The Man Who Invented Christmas Review: So Close to Quality Whimsy & Yet So Very Far
2/5 Christmas hams
Buried somewhere inside The Man Who Invented Christmas, there’s a really good movie. Deep in there, there’s a fantastical reimagining of a classic story, full of literary jokes and holiday cheer. It’s like Shakespeare in Love, watching a brilliant mind draw inspiration from his surroundings and translate the parallels into a classic. But this version dips daringly into issues of mental illness, centered on a man that creates beautiful characters so rich they have the potential to overtake not just a literary legacy, but his own mind. There are very real questions of who is in control: the man or his ideas? And how does that affect those closest to him, having to compete with his own fictionalized companions? That movie is here somewhere, in glimpses. But this movie is not that, and it’s disappointing as hell.

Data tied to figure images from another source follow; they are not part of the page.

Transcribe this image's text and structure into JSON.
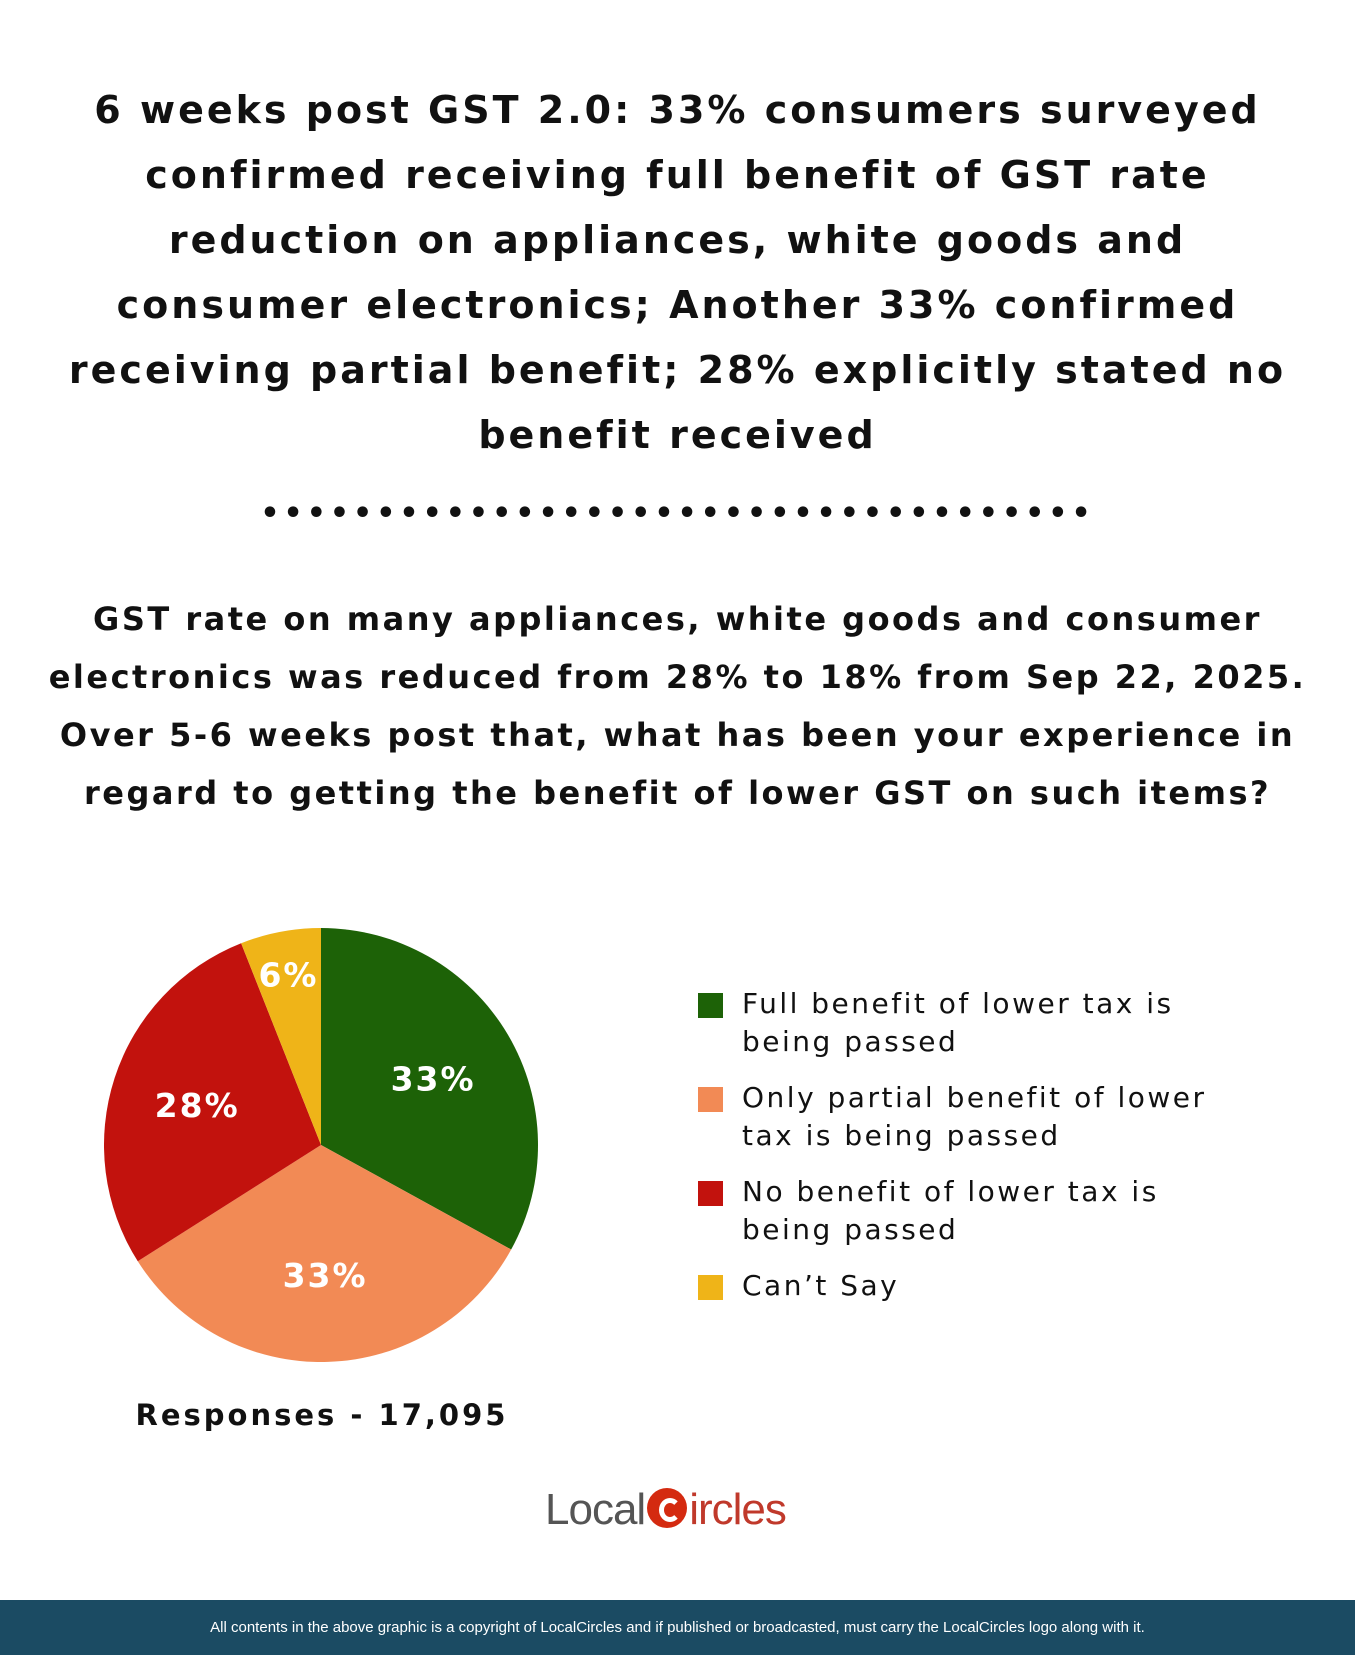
{
  "title": "6 weeks post GST 2.0: 33% consumers surveyed confirmed receiving full benefit of GST rate reduction on appliances, white goods and consumer electronics; Another 33% confirmed receiving partial benefit; 28% explicitly stated no benefit received",
  "divider": "••••••••••••••••••••••••••••••••••••",
  "question": "GST rate on many appliances, white goods and consumer electronics was reduced from 28% to 18% from Sep 22, 2025. Over 5-6 weeks post that, what has been your experience in regard to getting the benefit of lower GST on such items?",
  "chart_data": {
    "type": "pie",
    "title": "GST rate on many appliances, white goods and consumer electronics was reduced from 28% to 18% from Sep 22, 2025. Over 5-6 weeks post that, what has been your experience in regard to getting the benefit of lower GST on such items?",
    "categories": [
      "Full benefit of lower tax is being passed",
      "Only partial benefit of lower tax is being passed",
      "No benefit of lower tax is being passed",
      "Can’t Say"
    ],
    "values": [
      33,
      33,
      28,
      6
    ],
    "labels": [
      "33%",
      "33%",
      "28%",
      "6%"
    ],
    "colors": [
      "#1d6207",
      "#f28a55",
      "#c2120d",
      "#efb418"
    ],
    "legend_position": "right",
    "responses": "Responses - 17,095"
  },
  "logo": {
    "part1": "Local",
    "part2": "ircles"
  },
  "footer": "All contents in the above graphic is a copyright of LocalCircles and if published or broadcasted, must carry the LocalCircles logo along with it."
}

Bharat Nalluri’s TMWIC is an imagined history of the creation of A Christmas Carol. The Shakespeare in Love comparisons are inevitable, as we follow Dan Stevens (Downton Abbey, Beauty and the Beast) as Charles Dickens, stumbling into the creation of his classic novel. Plagued by debt and writer’s block, he hates his city, his life, his wife, his own brain. The characters of his new book appear to him as imagined versions of real people he sees in the world. But as the story starts to form, it’s not clear if this is his creation, or if the spirits have taken over. How much of this new story is even his work, if it’s all playing out in front of him? And if the characters do all come from his imagination, shouldn’t he be able to control them?

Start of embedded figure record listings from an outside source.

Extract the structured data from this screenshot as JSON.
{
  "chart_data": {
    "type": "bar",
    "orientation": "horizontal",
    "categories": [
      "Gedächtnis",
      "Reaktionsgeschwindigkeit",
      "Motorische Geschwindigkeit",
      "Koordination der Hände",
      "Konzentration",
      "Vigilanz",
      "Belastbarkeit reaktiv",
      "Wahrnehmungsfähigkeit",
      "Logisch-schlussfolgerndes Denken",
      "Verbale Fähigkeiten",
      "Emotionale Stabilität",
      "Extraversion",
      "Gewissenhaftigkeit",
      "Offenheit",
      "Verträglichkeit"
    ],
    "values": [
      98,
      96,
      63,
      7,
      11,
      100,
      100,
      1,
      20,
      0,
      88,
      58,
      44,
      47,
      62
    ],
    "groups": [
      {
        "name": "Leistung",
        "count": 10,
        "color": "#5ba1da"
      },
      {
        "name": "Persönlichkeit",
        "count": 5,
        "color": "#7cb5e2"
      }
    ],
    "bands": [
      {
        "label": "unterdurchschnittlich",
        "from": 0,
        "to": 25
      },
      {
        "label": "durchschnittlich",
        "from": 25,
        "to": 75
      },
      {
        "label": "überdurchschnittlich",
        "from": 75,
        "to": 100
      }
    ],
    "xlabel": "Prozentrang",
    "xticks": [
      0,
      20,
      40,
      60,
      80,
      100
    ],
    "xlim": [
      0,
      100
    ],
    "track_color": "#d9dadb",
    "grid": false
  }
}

These are some of the questions the movie seems to want to ask, but it never quite gets there. Nothing is this movie really quite gets there. Every single character is done a disservice with underwritten arcs and last-minute, hastily tied up happy endings. None more so than the women (which, sure, reflects what we know about the actual Dickens). There are two women in his life. His wife, Kate (Morfydd Clark), is supportive and adventurous and lovingly attentive, so naturally, he resents and ignores her. We are told at the beginning of the movie that she is pregnant, and then the movie addresses that again, exactly once, approximately 90 minutes later. That’s the full extent of her character.
There’s also a new servant (Anna Murphy) who is the largest source of Dickens’ newfound creative spark, undoing his writer’s block when he overhears her telling ghost stories to his children. She is presented as his inspiration and then is diminished and dismissed to the point where she literally isn’t even credited on IMDB.
To be fair, there is one person in this movie who shines, and that’s Christopher Plummer, who is the absolute perfect Scrooge. If you wind up seeing the movie (and you might, as it is that sort of holiday movie designed to not offend and mildly entertain whole families), he, at least, will be well worth your time.